Ich installiers grad alles auf dem ersten Server nochmal - um darauf zu achten, ob das dort auch der Fall ist.

Anmerung: ich weiß das hat mit dem ISPConfig selbst nixzu tun. Aber vielleicht weißt du trotzdem Rat


----------



## wiseguy (13. Dez. 2008)

ist ein etch debian


----------



## Till (13. Dez. 2008)

Das bedeutet, dass die Installation von amavisd fehlgeschlagen ist. Du musst mal schauen was da sonst noch an Fehlern steht, um das Problem einzugrenzen. Wenn der Fehler nicht behoben ist, wird das Mailsystem nicht gehen und auch die weitere Installation nicht.

Ich installier ispconfig 3 ja ein paar mal pro Woche auf Debian, aber die amavis Installation ist noch nie fehlgeschlagen. Ist also vermutlich ein Folgefehler. Hast Du das System auch komplett formatiert und neu installiert, nachdem du es anhand des perfect setups konfiguriert hattest?


----------



## Till (13. Dez. 2008)

Ok, habe per mail gerdae die volle Fehlermeldung bekommen, wird hier irgendwie nicht angezeigt.

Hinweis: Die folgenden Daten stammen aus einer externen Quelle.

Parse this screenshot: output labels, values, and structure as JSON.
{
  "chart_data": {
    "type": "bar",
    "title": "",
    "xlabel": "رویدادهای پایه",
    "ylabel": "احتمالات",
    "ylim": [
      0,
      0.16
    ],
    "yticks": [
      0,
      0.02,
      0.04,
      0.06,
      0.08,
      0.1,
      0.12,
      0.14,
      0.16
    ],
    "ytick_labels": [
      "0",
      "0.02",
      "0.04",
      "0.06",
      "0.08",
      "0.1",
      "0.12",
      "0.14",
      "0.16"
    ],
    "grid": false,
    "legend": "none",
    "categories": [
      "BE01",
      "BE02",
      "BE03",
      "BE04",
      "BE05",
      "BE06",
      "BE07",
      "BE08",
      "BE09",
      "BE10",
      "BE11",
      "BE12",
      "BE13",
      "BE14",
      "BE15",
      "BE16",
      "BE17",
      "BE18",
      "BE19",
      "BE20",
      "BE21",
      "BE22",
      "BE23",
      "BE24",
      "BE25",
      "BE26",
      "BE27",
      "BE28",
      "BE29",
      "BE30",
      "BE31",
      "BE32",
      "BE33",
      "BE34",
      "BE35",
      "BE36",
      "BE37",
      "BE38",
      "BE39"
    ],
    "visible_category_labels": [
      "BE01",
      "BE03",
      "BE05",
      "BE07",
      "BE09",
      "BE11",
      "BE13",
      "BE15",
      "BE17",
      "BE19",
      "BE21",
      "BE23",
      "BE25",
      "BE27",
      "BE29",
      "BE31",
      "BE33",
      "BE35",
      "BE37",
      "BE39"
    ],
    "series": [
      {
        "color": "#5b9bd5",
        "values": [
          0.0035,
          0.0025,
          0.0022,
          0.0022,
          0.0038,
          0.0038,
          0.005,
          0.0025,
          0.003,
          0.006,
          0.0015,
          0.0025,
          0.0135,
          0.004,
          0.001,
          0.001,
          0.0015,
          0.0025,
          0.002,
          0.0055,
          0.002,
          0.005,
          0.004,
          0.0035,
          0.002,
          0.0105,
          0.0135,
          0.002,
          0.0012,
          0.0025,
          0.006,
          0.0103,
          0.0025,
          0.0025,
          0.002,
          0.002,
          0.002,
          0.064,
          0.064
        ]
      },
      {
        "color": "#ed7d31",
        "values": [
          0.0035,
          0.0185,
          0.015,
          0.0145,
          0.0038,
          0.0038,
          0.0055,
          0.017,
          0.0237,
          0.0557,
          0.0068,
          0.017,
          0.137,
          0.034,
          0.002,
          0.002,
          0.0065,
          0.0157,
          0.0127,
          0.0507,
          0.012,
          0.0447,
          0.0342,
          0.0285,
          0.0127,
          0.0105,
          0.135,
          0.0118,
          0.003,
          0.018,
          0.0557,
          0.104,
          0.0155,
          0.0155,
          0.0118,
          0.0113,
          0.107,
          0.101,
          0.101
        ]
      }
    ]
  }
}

> The value of variable $myhostname is "ebs-erler", but should have beena fully qualified domain name; perhaps uname(3) did not provide such.


Wie die Fehlermeldung sagt, Du hast Deine Server mit einem ungültigen Hostnamen konfiguriert. Ein gültiger Hostname ist z.B. ebs-erler.de aber nicht nur ebs-erler


----------



## wiseguy (13. Dez. 2008)

> Ok, habe per mail gerdae die volle Fehlermeldung bekommen, wird hier irgendwie nicht angezeigt


Von wann ist die Mail? Ich hab ja vorher das ISPConfig3 auf dem Perfect Setup Howto für ISPConfg2 installiert gehabt. Wenn da die Fehlermeldung erstellt und per Mail versendet wurde, ist das jetzt "nicht mehr gültig".

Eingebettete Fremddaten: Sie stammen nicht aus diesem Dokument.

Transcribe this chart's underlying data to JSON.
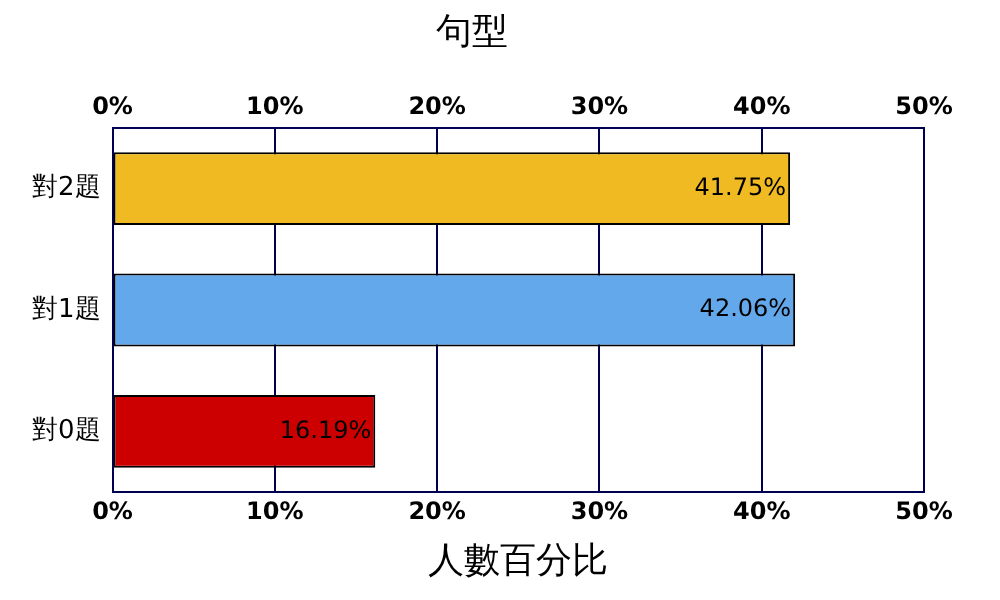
{
  "chart_data": {
    "type": "bar",
    "orientation": "horizontal",
    "title": "句型",
    "xlabel": "人數百分比",
    "categories": [
      "對2題",
      "對1題",
      "對0題"
    ],
    "values": [
      41.75,
      42.06,
      16.19
    ],
    "colors": [
      "#f0bb22",
      "#64a8ec",
      "#cc0000"
    ],
    "value_labels": [
      "41.75%",
      "42.06%",
      "16.19%"
    ],
    "xlim": [
      0,
      50
    ],
    "xticks": [
      {
        "value": 0,
        "label": "0%"
      },
      {
        "value": 10,
        "label": "10%"
      },
      {
        "value": 20,
        "label": "20%"
      },
      {
        "value": 30,
        "label": "30%"
      },
      {
        "value": 40,
        "label": "40%"
      },
      {
        "value": 50,
        "label": "50%"
      }
    ],
    "x2lim": [
      0,
      50
    ],
    "x2ticks": [
      {
        "value": 0,
        "label": "0%"
      },
      {
        "value": 10,
        "label": "10%"
      },
      {
        "value": 20,
        "label": "20%"
      },
      {
        "value": 30,
        "label": "30%"
      },
      {
        "value": 40,
        "label": "40%"
      },
      {
        "value": 50,
        "label": "50%"
      }
    ],
    "grid": "x",
    "legend": false
  }
}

Wenn das von jetzt ist: Wann wurde diese Mail erstellt? Wo ich doch noch gar kein ISPConfig installiert hab?

Was das formatieren betrifft: Ich hab wie gesagt einen vserver - ich kann ihn jederzeit in einen Ursprungszustand mit vorinstalliertem Debian etch, sarge, sid oder ubuntu feisty zurücksetzen. Das zählt dann als Formatierung. Andere Möglichkeiten auf den Server bs-installationstechnisch zuzugreifen habe ich leider nicht :-(

Was den Hostnamen angeht: Das ist voll blöd: Wie gesagt hab ich zwei Server: Bei dem einen ist alles richtig eingetragen und der Servername wird auch korrekt in der Form domainname.de angezeigt. Den anderen (ebs-erler.de) zeigt es mir immer domainname ohne .de an - allerdings hab ich bei meinem Hoster schon angefragt; da bekomm ich die Aussage, dass der Servername korrekt eingetragen ist.

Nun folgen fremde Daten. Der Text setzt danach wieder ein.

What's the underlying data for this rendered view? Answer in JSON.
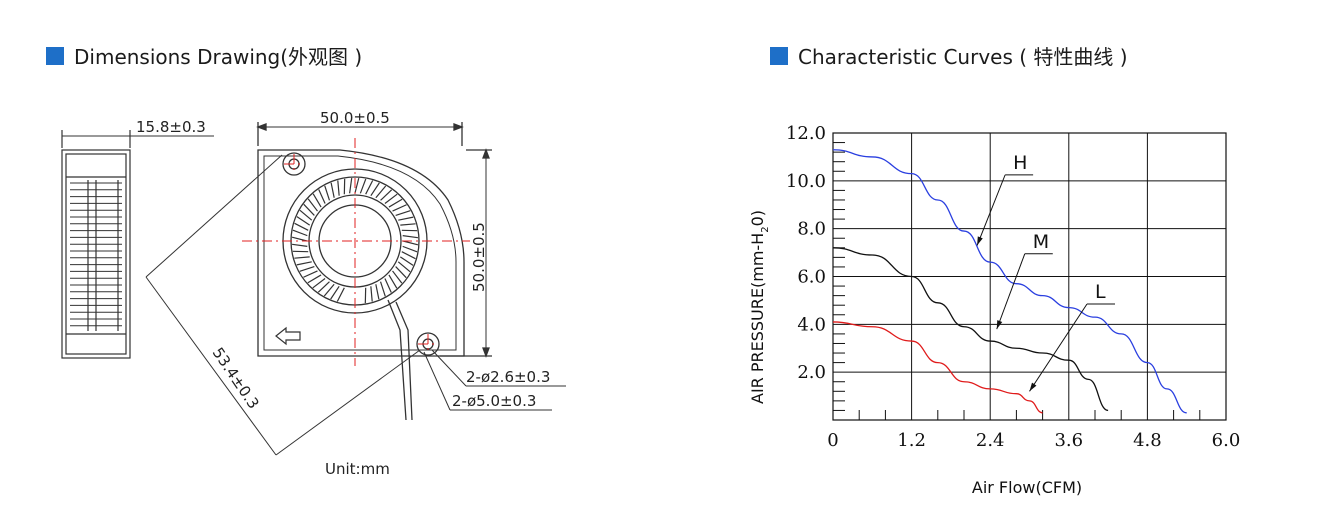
{
  "colors": {
    "title_square": "#1e6fc8",
    "curve_h": "#2a3fe0",
    "curve_m": "#111111",
    "curve_l": "#e01b1b",
    "center_lines": "#e02020"
  },
  "titles": {
    "dimensions": "Dimensions Drawing(外观图 )",
    "characteristic": "Characteristic Curves ( 特性曲线 )"
  },
  "drawing": {
    "side_thickness": "15.8±0.3",
    "width": "50.0±0.5",
    "height": "50.0±0.5",
    "hole_spacing": "53.4±0.3",
    "hole_small": "2-ø2.6±0.3",
    "hole_large": "2-ø5.0±0.3",
    "unit": "Unit:mm"
  },
  "chart_data": {
    "type": "line",
    "xlabel": "Air Flow(CFM)",
    "ylabel": "AIR PRESSURE(mm-H",
    "ylabel_sub": "2",
    "ylabel_end": "0)",
    "xlim": [
      0,
      6.0
    ],
    "ylim": [
      0,
      12.0
    ],
    "x_ticks": [
      "0",
      "1.2",
      "2.4",
      "3.6",
      "4.8",
      "6.0"
    ],
    "y_ticks": [
      "2.0",
      "4.0",
      "6.0",
      "8.0",
      "10.0",
      "12.0"
    ],
    "grid": true,
    "series": [
      {
        "name": "H",
        "x": [
          0,
          0.6,
          1.2,
          1.6,
          2.0,
          2.4,
          2.8,
          3.2,
          3.6,
          4.0,
          4.4,
          4.8,
          5.1,
          5.4
        ],
        "y": [
          11.3,
          11.0,
          10.3,
          9.2,
          7.9,
          6.6,
          5.7,
          5.2,
          4.7,
          4.3,
          3.6,
          2.4,
          1.3,
          0.3
        ]
      },
      {
        "name": "M",
        "x": [
          0,
          0.6,
          1.2,
          1.6,
          2.0,
          2.4,
          2.8,
          3.2,
          3.6,
          3.9,
          4.2
        ],
        "y": [
          7.2,
          6.9,
          6.0,
          4.9,
          3.9,
          3.3,
          3.0,
          2.8,
          2.5,
          1.7,
          0.4
        ]
      },
      {
        "name": "L",
        "x": [
          0,
          0.6,
          1.2,
          1.6,
          2.0,
          2.4,
          2.8,
          3.0,
          3.2
        ],
        "y": [
          4.1,
          3.9,
          3.3,
          2.4,
          1.6,
          1.3,
          1.1,
          0.8,
          0.3
        ]
      }
    ],
    "labels": [
      {
        "text": "H",
        "x": 2.75,
        "y": 10.5,
        "ax": 2.2,
        "ay": 7.3
      },
      {
        "text": "M",
        "x": 3.05,
        "y": 7.2,
        "ax": 2.5,
        "ay": 3.8
      },
      {
        "text": "L",
        "x": 4.0,
        "y": 5.1,
        "ax": 3.0,
        "ay": 1.2
      }
    ]
  }
}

Leider habe ich selber keinen Zugriff auf den Hostnamen.

[EDIT] Der erste Teil meiner Frage hat sich erledigt: steht ja oben in meinem Post ;-)


----------



## Till (13. Dez. 2008)

Die Mail ist ja auch nicht von ISPConfig sondern von Deinem obigen Forum post 

Versuch mal den Hostnamen in /etc/hostname zu ändern und dann /etc/init.d/hostname.sh aufzurufen.


----------